L’abandon de la caserne modèle, la suppression du garage géant et – surtout – la libération des immeubles que l’Etat louait, produisent, tout compte fait, cette somme. Le collège Lacordaire, 35, rue Saint-Didier, avait été acheté 11 millions. Soit, que l’Etat le revende, soit que le fait d’être disponible évite à l’Etat la construction ou la location d’un immeuble dont il aurait besoin par ailleurs, la récupération est indiscutable.
D’autre part, la concentration produira des économies non moins indiscutables : économies de voitures – l’effectif s’en trouvera réduit de moitié – économie de personnel, économie sur les frais généraux : chauffage, téléphone, etc. … Le fait de concentrer tous les Services permettra une surveillance plus effective, une connaissance plus exacte des véritables besoins de chacun, une organisation méthodique de toute la maison.

Le terrain d’Issy 
Enfin, pour terminer il est une question sur laquelle nous sommes heureux d'insister car Les Ailes l'ont, à plusieurs reprises, soulevée.

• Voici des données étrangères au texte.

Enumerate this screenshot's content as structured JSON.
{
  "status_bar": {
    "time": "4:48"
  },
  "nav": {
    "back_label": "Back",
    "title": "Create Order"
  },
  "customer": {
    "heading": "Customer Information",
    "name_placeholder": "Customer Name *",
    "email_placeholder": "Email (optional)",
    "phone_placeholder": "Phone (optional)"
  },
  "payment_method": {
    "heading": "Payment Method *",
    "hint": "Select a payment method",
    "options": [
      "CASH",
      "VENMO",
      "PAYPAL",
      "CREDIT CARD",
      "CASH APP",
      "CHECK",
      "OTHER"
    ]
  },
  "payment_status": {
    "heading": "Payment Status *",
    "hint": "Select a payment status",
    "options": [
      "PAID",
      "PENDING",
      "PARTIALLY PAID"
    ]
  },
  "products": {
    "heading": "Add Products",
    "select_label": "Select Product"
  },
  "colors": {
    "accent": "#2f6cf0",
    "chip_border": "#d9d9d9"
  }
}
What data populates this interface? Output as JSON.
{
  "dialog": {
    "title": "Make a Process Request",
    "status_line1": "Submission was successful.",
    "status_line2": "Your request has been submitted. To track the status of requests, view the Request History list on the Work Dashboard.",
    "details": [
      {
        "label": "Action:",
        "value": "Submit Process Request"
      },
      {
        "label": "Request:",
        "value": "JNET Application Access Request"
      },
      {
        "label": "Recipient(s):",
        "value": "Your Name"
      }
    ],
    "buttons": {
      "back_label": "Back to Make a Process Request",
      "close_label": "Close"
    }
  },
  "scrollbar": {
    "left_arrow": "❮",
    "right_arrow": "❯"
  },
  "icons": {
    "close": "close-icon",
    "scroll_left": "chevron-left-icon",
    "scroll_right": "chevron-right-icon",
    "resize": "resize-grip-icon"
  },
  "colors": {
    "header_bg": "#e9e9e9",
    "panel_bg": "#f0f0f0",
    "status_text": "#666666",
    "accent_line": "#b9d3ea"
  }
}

Le Ministère de l'Air aura à sa porte son aérodrome.
Des conférences ont eu lieu entre l'Air, la Guerre et la Ville de Paris et l'on peut dire qu'elles ont abouti à sauvegarder le terrain des heures héroïques. Il était temps : l'Exposition de 1937, les Habitations à loyers modérés, les P.T.T., etc., s'apprêtaient à le dépecer littéralement.
Dans ses négociations, l'Air a poursuivi deux buts. D'abord, empêcher que l'on diminue encore la valeur aéronautique du terrain dans son état actuel. Ensuite, permettre à l'Aviation de l'utiliser dans la mesure de ses besoins. Ces deux buts ont été atteints. Aucune installation ne viendra réduire les dimensions présentes du terrain - qui, dans son sens le moins favorable, a une longueur de 550 mètres et offre, dans un autre sens, la possibilité d'une piste de 1.000 mètres, - en attendant que plus tard, on puisse l'aménager en véritable aérodrome. En tout cas, un résultat essentiel est acquis : on a préservé l'avenir.
Quand on songe à la situation incomparable d'Issy-les-Moulineaux, on comprend l'immense portée de ce résultat.
Grâce à ce terrain, grâce aussi à la conception très large des installations en cours d'achèvement, c'est bien une véritable Cité de l'Air qui est en train de s'édifier en bordure du boulevard Victor. Nous applaudissons à cette œuvre : M. Pierre Cot a eu le rare mérite de voir grand et de donner au Ministère qui, à bref délai, deviendra le plus important, le cadre qui lui convenait. Qu'il en soit complimenté et, avec lui, tous les bons artisans de la Cité.